I struggle.  I struggle with seeing things very differently and quite often the struggle is not welcome. I ask all the wrong questions in a world that seems to looking for all of the right questions.  But what makes a question right or wrong?  If a wrong question calls you out of your complacent sleep and awakens the dreamer in you, is it really unwanted? It is the questions that cause change, the questions that cause not so foundational thinking to come forward, resting themselves in a new line of probing questions that cause the issue.

I am leaning that "not what you ask but how you ask it"
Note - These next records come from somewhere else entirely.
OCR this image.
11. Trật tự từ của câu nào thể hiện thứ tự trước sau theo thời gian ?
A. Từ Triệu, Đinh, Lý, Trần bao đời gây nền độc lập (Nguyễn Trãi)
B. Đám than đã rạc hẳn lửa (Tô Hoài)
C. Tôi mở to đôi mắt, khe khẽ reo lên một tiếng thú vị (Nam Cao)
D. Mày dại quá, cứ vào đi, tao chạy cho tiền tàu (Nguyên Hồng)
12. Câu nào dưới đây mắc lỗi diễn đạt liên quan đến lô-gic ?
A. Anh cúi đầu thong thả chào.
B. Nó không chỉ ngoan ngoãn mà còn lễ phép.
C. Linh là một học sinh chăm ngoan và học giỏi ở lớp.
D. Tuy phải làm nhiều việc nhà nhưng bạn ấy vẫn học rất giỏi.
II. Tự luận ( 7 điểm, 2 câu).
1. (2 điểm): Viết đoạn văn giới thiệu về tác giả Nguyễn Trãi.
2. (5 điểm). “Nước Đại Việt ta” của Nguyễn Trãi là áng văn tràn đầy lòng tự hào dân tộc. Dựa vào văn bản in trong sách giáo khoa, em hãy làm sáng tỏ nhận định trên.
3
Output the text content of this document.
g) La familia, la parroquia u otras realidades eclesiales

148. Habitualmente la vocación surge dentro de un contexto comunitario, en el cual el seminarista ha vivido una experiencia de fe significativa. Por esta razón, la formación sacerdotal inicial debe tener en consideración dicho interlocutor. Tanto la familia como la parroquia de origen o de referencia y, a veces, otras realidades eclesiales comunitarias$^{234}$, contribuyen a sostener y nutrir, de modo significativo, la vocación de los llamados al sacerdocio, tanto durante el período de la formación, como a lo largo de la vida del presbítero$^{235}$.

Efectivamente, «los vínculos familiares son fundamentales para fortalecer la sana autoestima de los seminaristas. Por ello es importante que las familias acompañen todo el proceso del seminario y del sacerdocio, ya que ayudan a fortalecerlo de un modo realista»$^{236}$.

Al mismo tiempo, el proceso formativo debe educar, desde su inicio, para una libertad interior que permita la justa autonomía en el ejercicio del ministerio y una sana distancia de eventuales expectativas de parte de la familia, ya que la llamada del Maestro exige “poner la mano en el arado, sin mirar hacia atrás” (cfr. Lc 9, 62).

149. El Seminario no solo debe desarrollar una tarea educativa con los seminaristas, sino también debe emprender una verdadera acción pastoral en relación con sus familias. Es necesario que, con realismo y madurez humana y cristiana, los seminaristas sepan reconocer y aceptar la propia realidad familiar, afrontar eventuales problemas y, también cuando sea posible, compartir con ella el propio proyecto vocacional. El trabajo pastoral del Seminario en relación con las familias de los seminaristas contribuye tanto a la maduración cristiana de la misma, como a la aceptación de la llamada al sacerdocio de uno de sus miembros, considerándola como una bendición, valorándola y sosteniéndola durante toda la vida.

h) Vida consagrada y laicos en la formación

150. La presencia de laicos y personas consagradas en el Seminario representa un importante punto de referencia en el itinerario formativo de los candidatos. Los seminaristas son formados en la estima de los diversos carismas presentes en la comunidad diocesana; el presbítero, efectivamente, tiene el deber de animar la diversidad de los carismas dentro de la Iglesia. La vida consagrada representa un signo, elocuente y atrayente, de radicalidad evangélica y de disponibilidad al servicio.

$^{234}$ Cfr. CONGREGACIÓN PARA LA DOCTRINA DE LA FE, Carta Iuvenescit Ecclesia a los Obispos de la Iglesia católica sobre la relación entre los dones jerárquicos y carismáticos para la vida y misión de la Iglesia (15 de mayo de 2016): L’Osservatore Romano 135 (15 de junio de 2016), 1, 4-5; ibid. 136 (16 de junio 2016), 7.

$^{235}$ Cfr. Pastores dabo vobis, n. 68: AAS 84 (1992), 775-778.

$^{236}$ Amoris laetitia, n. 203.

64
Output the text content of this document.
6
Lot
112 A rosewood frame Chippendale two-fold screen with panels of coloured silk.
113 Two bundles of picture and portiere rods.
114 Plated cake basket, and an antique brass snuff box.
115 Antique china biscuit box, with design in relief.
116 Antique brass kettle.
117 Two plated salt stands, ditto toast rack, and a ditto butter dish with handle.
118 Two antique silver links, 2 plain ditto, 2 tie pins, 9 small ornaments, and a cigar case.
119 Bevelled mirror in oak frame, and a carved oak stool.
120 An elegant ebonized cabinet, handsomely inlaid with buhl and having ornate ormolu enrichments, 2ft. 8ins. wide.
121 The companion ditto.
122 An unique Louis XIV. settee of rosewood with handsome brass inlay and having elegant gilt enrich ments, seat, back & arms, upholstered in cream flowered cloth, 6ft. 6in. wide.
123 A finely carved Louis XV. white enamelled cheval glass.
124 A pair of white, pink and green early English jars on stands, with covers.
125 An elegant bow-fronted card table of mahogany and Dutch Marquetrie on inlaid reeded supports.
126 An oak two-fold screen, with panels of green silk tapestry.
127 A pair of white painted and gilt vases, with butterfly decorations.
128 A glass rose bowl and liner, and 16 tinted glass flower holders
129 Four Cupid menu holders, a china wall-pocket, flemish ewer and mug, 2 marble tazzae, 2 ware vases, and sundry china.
As I desperately try to put aside culture, predisposed positions, and attempt to look at things through the eyes of God, the questions look more like wonderings.  Wonderings of human nature, these vessels he has made us to be, carrying around this precious gift of light, of life.  Wonderings of His heart in a fallen world, longing to be loved , longing for His kingdom come, as his creation groans for the end t be made new as it once was.

The struggle lessens in a questionable world.  The wrong questions, though different are answered in a place I could never touch alone.  The Wonderings are too overwhelming; all is silenced and responsibility lies in the Father asking, my God giving, in me, through me my soul rests.

Some questions are none of my business.  Some should never be spoken.  Sometimes the what and the how is silenced by I AM.  And that is more than good enough for me.